I am a student at the University of Oxford and one of your constituents. I was saddened to learn that you were not amongst the handful of Labour MPs who were courageous enough to vote against the welfare cap on March 26th. I am sure you are aware of Save The Children’s prediction that the decision will push 345,000 children into poverty in four years and their estimate that an enormous £3bn of savings will be needed for the Government to not exceed the cap. At a time when the poorest people and the disabled are already being hit hard by real terms wage freezes or cuts, rapidly rising living costs, and the shrinking of vital public services, it is nothing short of moral bankruptcy for a party that supposedly stands against the coalition’s attack on the poor – who are bearing the brunt of austerity measures – to support such a policy.
Research conducted by the Joseph Rowntree Foundation has found that there is scant evidence for the mythical culture of worklessness that is so often alluded to by Labour, Liberal Democrat and Tory MPs alike; the majority of non-elderly benefits recipients are in work, reliant on government support because their wages are too low. Recipients of disability benefit are often unable to work; those people commonly termed “benefit scroungers” often suffer from low living standards, lack of education, lack of available gainful employment, and difficulties in meeting childcare costs, and sometimes alcohol and drug related problems. Over 22% of children in Oxford live in households below the poverty line and 12 of our 85 areas are among the 20% most deprived areas in England. By voting for this cap, you have failed your most vulnerable constituents.
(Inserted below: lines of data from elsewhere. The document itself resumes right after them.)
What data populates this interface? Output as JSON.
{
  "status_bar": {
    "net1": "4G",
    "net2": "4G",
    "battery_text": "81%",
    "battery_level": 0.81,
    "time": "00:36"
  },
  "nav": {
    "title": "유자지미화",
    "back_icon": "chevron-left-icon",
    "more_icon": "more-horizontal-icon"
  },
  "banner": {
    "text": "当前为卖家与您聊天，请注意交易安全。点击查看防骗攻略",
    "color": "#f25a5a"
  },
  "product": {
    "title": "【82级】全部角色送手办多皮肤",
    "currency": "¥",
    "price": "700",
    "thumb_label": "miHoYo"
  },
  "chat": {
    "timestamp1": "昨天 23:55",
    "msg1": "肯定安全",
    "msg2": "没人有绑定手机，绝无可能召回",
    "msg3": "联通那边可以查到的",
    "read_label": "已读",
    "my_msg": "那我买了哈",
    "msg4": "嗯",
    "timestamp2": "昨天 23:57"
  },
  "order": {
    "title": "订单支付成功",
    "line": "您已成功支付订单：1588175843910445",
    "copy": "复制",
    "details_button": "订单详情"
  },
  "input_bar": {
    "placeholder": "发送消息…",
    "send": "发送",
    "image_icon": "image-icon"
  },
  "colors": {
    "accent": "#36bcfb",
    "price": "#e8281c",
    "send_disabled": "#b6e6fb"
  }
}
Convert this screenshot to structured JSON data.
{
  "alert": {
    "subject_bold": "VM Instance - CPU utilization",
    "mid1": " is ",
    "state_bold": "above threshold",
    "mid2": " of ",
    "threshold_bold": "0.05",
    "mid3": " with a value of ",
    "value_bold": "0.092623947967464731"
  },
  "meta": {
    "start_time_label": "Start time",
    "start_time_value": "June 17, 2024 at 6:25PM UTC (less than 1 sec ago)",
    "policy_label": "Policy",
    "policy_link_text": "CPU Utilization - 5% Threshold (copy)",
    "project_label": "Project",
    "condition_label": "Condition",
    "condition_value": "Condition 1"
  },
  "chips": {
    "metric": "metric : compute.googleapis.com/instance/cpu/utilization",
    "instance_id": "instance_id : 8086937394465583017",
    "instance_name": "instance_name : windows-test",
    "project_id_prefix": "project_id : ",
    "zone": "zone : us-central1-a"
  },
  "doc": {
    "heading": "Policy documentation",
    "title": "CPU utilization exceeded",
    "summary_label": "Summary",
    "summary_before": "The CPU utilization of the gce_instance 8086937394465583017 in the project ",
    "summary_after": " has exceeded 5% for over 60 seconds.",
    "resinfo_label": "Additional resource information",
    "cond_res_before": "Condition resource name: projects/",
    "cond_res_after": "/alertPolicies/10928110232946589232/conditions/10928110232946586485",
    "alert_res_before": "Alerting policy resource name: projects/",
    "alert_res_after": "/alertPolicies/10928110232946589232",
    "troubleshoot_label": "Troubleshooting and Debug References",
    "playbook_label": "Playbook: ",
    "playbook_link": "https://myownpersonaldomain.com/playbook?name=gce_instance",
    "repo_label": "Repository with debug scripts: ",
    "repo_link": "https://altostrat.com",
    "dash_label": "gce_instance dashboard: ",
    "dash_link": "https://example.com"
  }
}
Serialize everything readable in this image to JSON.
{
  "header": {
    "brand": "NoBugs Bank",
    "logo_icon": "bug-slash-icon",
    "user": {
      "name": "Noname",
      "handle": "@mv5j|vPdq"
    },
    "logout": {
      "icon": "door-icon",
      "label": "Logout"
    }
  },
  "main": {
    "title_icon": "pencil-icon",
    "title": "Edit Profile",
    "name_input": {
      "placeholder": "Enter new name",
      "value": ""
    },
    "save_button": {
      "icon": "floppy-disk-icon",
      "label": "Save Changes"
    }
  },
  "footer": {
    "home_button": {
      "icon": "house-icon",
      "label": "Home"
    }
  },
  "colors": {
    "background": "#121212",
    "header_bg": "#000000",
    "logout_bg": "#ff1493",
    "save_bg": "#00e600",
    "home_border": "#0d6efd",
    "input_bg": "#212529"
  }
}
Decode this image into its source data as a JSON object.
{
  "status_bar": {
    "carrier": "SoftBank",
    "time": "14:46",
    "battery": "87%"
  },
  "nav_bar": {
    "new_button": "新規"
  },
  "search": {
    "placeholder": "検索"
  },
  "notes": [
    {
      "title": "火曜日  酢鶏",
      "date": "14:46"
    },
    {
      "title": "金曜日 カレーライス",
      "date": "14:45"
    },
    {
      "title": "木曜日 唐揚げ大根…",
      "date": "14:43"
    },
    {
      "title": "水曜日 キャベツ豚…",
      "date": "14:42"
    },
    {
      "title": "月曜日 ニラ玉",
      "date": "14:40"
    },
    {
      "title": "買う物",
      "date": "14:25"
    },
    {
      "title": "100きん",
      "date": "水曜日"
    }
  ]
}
It has become increasingly clear to me that Miliband et al are nothing more than proponents of ‘Austerity Lite’, a watered-down neoliberal Tory tendency stemming back to the Blairite years. I want to believe in the Labour Party because I cannot bear to see the consequences of this government’s actions and I want to be able to vote for a real alternative, but Labour has failed to provide that alternative. I would have probably voted for you in the next General Election regardless of my views of the party leadership, because I believe you have a generally good voting record; but I can no longer in good conscience support you, or any Labour MP who was not amongst the 13 rebels on March 26th, next year.
The decision of you and your colleagues to vote yes says more about the state of the modern Labour Party and its principles than any election pamphlet or television debate will. I had hoped that the Miliband era would turn its back on tired right wing rhetoric about being tough on welfare recipients, but sadly the almost unanimous support for the welfare cap and the appointment of Rachel Reeves as the Shadow Secretary of State for Work and Pensions demonstrate that it is business as usual for New Labour.